Researchers have long blamed genetics for autism and autism spectrum disorders (ASD) but no study has ever revealed the mechanism by which genes influence the brain of autistic kids and in what measure.
Three other studies come to underline the idea that genetic mutations are present in about 65 percent of kids diagnosed with ASD.
The author of two of the studies, Hakon Hakonarson, MD, PhD, director of genomics research at The Children’s Hospital of Philadelphia, wanted to highlight the idea that having the variant does not automatically mean a person will develop autism, because besides genetics, environmental factors and other genetic factors are thought to play an important role in developing the condition.
For one of the studies, Hakonarson and his colleagues conducted a genome-wide association study on 780 families, including 3.101 participants with affected kids and then a second group of 1,204 people with autism or ASD and 6,491 in a comparison group. The researchers scanned for markers across the complete set of the DNA to find genetic variations associated with specific diseases.
They found only one region that differentiated itself, namely the region of chromosome 5 involving the genes that facilitate cell-to-cell communication -- CDH9 and CDH10. These genes carry codes to produce crucial neuronal cell-adhesion molecules, Hakonarson says. “They sit on the surface of nerve cells and facilitate and create cell-to-cell communication.”
Given the findings, the hopes are to identify these variants at birth or even in utero so intervention can begin early. It has been shown that early treatment for autism increases a kid’s chances to improve.
The other study of Hakonarson and colleagues involved the same ADN analysis but this time the researchers wanted to find genes that were either duplicated or deleted in those with autism or ASD. The analysis involved 2,195 kids with ASD and 2,519 healthy kids.
The researchers found some previously reported genes, but also some new ones.
Both studies, published in the journal Nature, were accompanied by a third study in the Annals of Human Genetics, led by Margaret Pericak-Vance, PhD, director of the Miami Institute for Human Genomics at the University of Miami Miller School of Medicine.
By using the same technique, “we found the same thing as the Nature paper,” Pericak-Vance said, adding that the new research is “the most significant finding to date, the most universal finding to date, that clearly shows common gene variants can play a role in giving someone a risk for autism.”

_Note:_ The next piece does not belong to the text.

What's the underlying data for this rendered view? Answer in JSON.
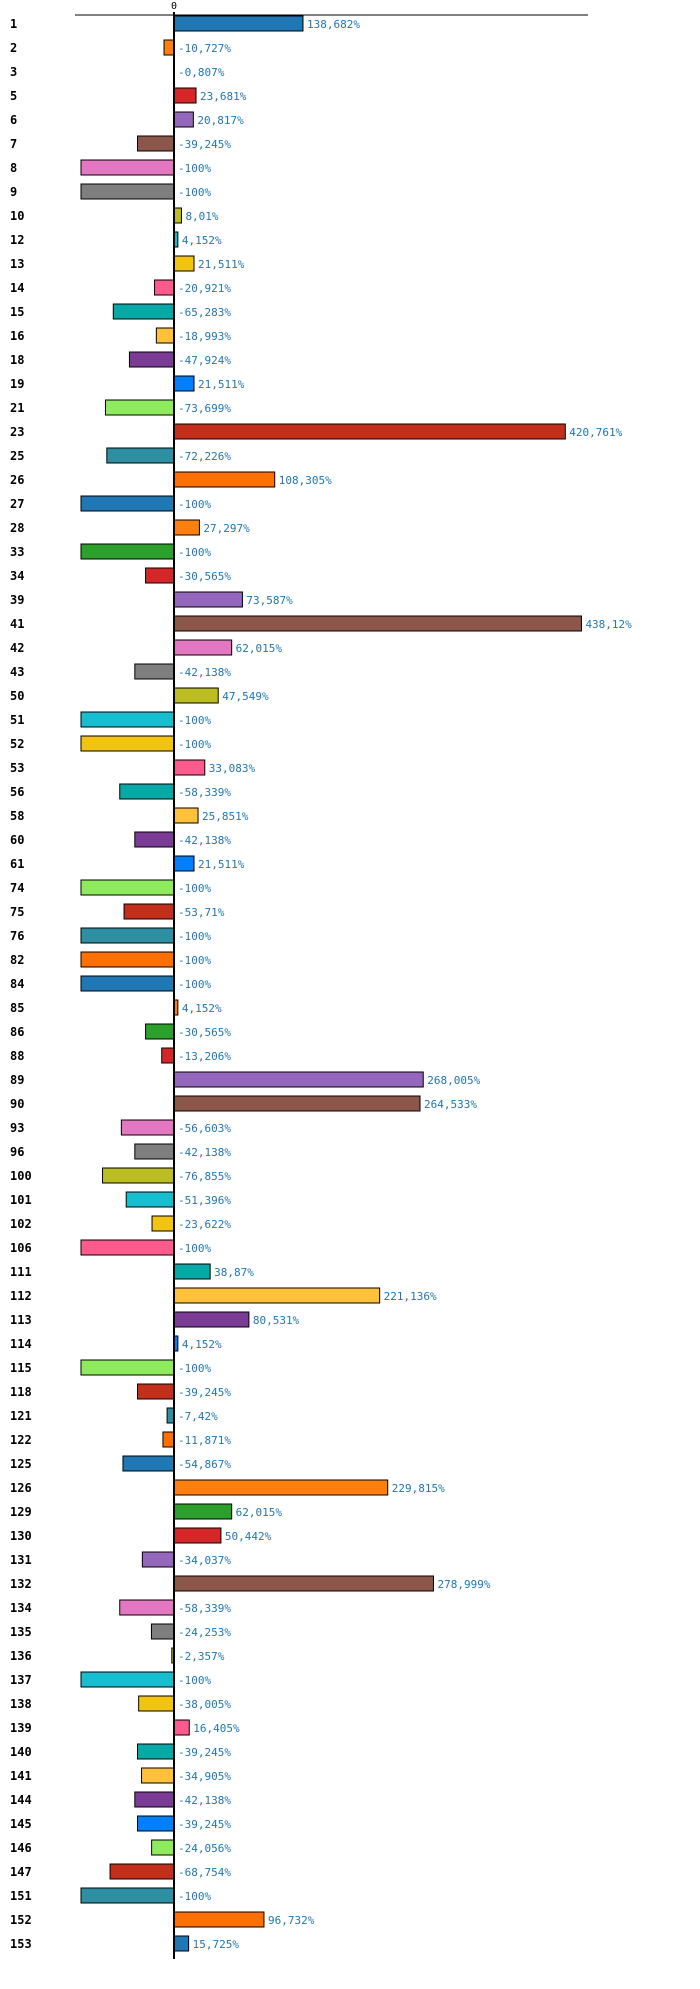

Autism is a disorder that affects the development of the brain. The disease involves impaired social interaction and communication, as well as restricted and repetitive behavior, all starting before one’s third birthday. Starting the 1980s, the number of autism cases has increased significantly. As maintained by the Centers for Disease Control and Prevention, about 1 in every 150 children has autism or a related disorder.